Firstly, 50 ml of activated sludge samples were taken out of the reactor, and centrifuged at 2000 g for 65438 05 minutes at room temperature, and then the supernatant was poured out. After centrifugation, 526mg? L- 1 NaCl,74.56mg? L- 1KCl,760.2mg? L- 1Na3PO4 and 552mg? L- 1NaH2PO4 phosphate buffer, so that it is suspended in liquid state again. Then transfer the suspended sludge sample to a beaker and add 90g? GMLVSS- 1 ion exchange resin (732 cation exchange resin) and stirred at 600rpm for 2 hours to mix them. After mixing, 4000g was centrifuged for 300 minutes to remove resin and organic matter, and the supernatant was EPS extract.

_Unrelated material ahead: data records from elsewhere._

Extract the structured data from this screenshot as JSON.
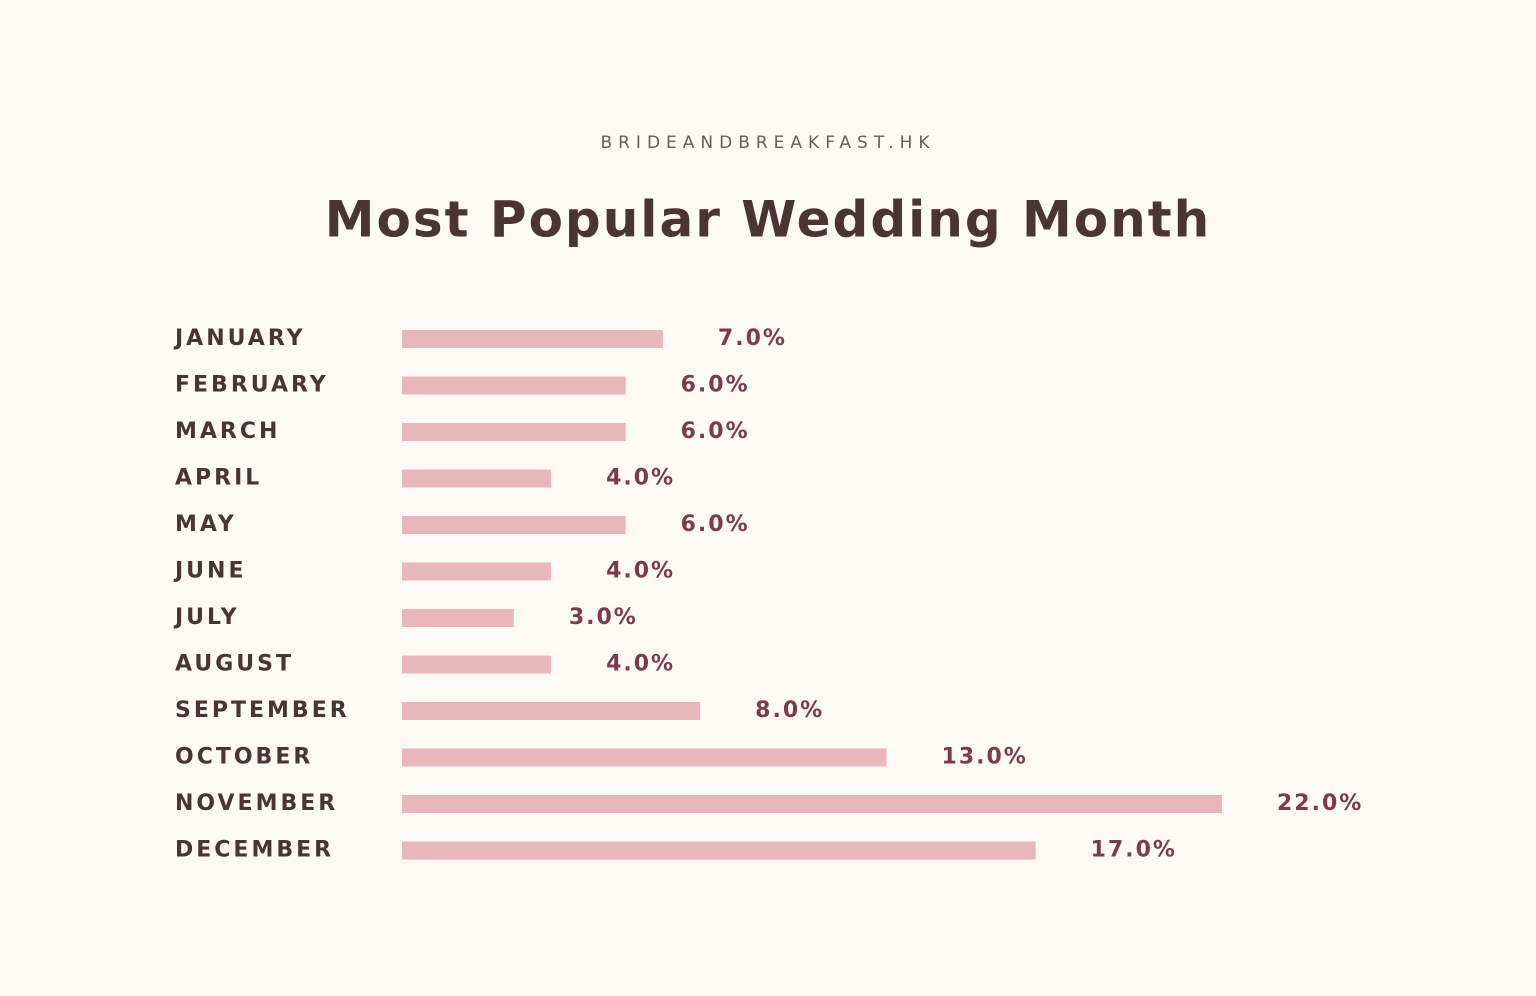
{
  "chart_data": {
    "type": "bar",
    "orientation": "horizontal",
    "subtitle": "BRIDEANDBREAKFAST.HK",
    "title": "Most Popular Wedding Month",
    "categories": [
      "JANUARY",
      "FEBRUARY",
      "MARCH",
      "APRIL",
      "MAY",
      "JUNE",
      "JULY",
      "AUGUST",
      "SEPTEMBER",
      "OCTOBER",
      "NOVEMBER",
      "DECEMBER"
    ],
    "values": [
      7,
      6,
      6,
      4,
      6,
      4,
      3,
      4,
      8,
      13,
      22,
      17
    ],
    "value_labels": [
      "7.0%",
      "6.0%",
      "6.0%",
      "4.0%",
      "6.0%",
      "4.0%",
      "3.0%",
      "4.0%",
      "8.0%",
      "13.0%",
      "22.0%",
      "17.0%"
    ],
    "color": "#e8b7b9"
  }
}
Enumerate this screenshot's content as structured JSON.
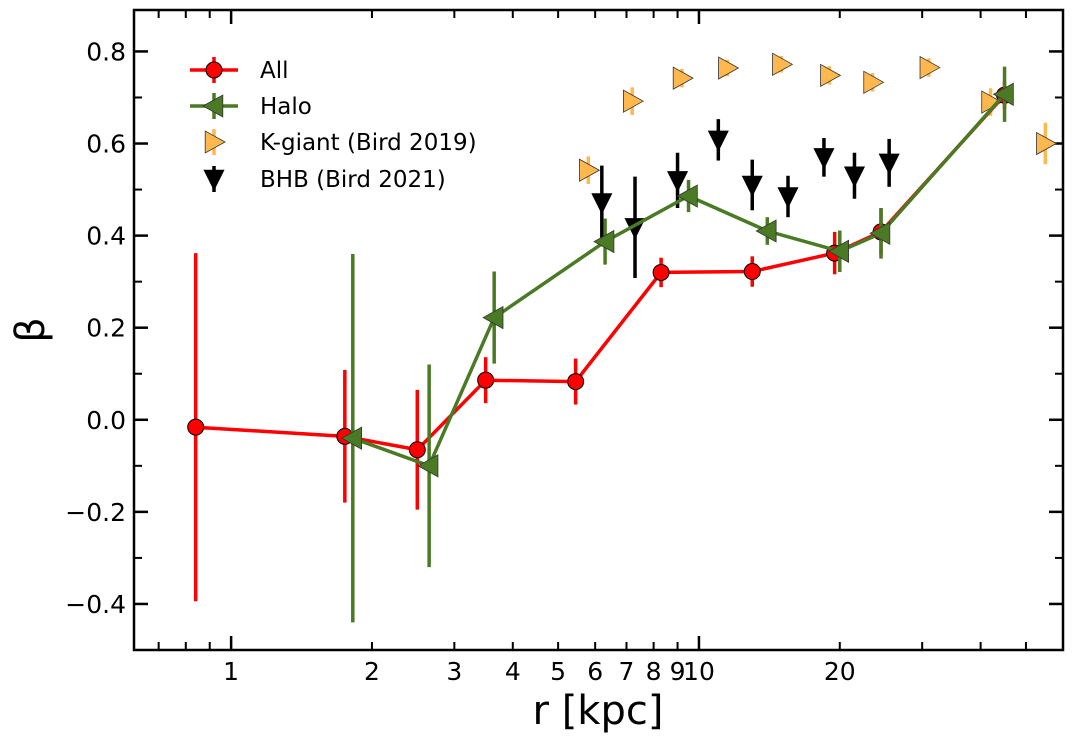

(2) Analysis method of extracellular polymers EPS extract mainly contains polysaccharide, protein and DNA. The polysaccharide was determined by anthrone-sulfuric acid colorimetry []. That is, sugars will be dehydrated by H2SO4 at high temperature to generate furfural or furfural derivatives, which will condense with anthrone (C 14 10O) to generate blue compounds. The absorbance (72 1 spectrophotometer) was measured at 620nm, and the content of polysaccharide could be converted from the standard curve of glucose.
Protein was determined by ultraviolet absorption method, and the absorbance at 260nm and 280nm was also determined. The concentration of protein is calculated by the following formula (mg? ML- 1): ρ protein =1.45× A280 nm-0.74× A260 nm. This method can eliminate the interference of sample neutralization calculation. The content of EPS is ultimately based on the total amount of each component in the unit mass of MLVSS.
The modified Brunk method was used for DNA determination. The main reagents were: 0.2 ppm DAPI reagent (4,6-diimide -2- phenylindole), 10 mM EDTA, 10 mM TRIS, pH 7. Steps: change to 100? Put 1 l EPS extract into a test tube with a pipette, and add 2.5 ml of the above reagent. The sample (excitation wavelength 360nm, emission wavelength 450 nm) was determined directly, and the standard method was used in salmon experiment.